Tuesday, April 15, 2008

And Furthermore, Where Is MLB's J.T. Snow Day?

I happened to come across this piece from the NYTimes over the weekend, and I actually felt bad for these Giants fans, as the Mets' new field channels the Dodgers' Ebbets Field rather than the Giants' Polo Grounds:

The members of the New York Baseball Giants Nostalgia Society know this: Their team’s history is just as rich as that of the Brooklyn Dodgers.

Their Giants won more pennants and World Series titles than the Dodgers did.

They had Christy Mathewson, John J. McGraw and Willie Mays.

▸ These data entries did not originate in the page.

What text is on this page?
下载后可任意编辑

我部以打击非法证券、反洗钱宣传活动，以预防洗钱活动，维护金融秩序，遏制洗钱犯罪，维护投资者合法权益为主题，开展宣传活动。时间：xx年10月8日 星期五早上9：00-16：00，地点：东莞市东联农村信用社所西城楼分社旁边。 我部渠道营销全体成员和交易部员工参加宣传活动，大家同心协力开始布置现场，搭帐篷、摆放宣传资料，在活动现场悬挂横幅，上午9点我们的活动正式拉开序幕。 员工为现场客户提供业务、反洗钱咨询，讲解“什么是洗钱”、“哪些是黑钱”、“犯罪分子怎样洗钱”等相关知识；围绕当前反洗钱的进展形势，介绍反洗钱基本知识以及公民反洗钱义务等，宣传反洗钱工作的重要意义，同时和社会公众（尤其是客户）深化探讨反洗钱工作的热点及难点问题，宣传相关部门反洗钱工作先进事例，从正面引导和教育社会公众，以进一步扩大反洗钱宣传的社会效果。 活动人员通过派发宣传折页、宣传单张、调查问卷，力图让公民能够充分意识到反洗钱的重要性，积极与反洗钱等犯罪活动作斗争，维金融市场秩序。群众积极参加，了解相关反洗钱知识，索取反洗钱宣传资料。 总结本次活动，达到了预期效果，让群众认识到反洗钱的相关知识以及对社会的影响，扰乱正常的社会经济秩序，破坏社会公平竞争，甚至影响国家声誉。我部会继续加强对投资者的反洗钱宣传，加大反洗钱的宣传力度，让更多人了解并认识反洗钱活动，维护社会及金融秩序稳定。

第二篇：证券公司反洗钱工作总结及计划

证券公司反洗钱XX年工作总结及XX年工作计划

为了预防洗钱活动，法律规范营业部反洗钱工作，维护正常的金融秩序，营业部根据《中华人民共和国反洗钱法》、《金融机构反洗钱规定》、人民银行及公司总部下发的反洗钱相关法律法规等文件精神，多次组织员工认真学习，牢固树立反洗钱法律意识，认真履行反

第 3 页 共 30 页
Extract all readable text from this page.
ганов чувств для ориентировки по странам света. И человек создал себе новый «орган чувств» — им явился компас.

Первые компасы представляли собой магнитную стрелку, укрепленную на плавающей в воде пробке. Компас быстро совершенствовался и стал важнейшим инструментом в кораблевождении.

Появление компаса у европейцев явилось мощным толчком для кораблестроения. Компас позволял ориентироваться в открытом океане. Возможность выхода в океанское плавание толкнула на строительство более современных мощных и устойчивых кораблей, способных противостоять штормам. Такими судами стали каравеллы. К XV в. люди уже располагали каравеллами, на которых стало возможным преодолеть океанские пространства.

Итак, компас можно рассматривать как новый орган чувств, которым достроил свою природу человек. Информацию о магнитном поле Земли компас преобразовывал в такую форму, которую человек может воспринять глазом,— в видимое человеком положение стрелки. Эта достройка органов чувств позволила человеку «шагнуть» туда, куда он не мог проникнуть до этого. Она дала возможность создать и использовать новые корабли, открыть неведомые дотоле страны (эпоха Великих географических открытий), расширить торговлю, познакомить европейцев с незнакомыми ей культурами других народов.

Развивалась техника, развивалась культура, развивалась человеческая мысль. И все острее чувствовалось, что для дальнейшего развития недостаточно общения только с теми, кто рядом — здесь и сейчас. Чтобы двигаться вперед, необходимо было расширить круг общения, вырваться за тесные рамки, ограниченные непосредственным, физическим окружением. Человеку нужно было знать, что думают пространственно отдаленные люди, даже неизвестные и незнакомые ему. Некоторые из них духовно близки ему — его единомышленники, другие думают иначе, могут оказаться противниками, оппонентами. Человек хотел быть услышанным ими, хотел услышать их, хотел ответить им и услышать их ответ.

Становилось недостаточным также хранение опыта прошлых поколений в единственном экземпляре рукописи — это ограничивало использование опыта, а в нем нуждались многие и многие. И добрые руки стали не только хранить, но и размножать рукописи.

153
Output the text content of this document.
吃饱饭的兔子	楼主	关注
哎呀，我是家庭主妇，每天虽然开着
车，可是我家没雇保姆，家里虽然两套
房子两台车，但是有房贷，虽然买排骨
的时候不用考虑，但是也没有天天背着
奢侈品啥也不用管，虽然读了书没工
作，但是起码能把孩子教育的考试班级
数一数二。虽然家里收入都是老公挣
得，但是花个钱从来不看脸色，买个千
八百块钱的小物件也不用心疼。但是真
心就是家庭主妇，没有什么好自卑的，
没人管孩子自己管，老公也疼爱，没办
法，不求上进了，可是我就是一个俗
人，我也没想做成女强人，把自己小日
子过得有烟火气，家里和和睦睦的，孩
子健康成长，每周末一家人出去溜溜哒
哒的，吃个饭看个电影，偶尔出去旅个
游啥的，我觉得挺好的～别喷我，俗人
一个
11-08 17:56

Yet these 60 or 70 Ottophiles, nearly all men — and mostly of a certain demographic that saw those Giants play — cannot stir a revolution.

They cannot alter this irrefutable fact: They long ago lost the nostalgia battle to Pee Wee and the Duke, as well as to Jackie Robinson’s civil rights breakthrough, and to the deep connection between the Dodgers and their borough and the Dodgers’ 1955 World Series victory.

For half a century, the Dodgers have bathed in waves of wistfulness denied the Giants, who have no match for the Boys of Summer sobriquet created by Roger Kahn in his elegiac 1971 memoir.

Why would I be feeling sympathy for Giants fans, I wondered? Especially when the Plaschke-like sentence structure achieved column inches only by stretching content to fantastic, Reed Richards-like lengths?

And then I remembered, they're New York Giants (baseball) fans. I guess that's not so bad, considering the alternative.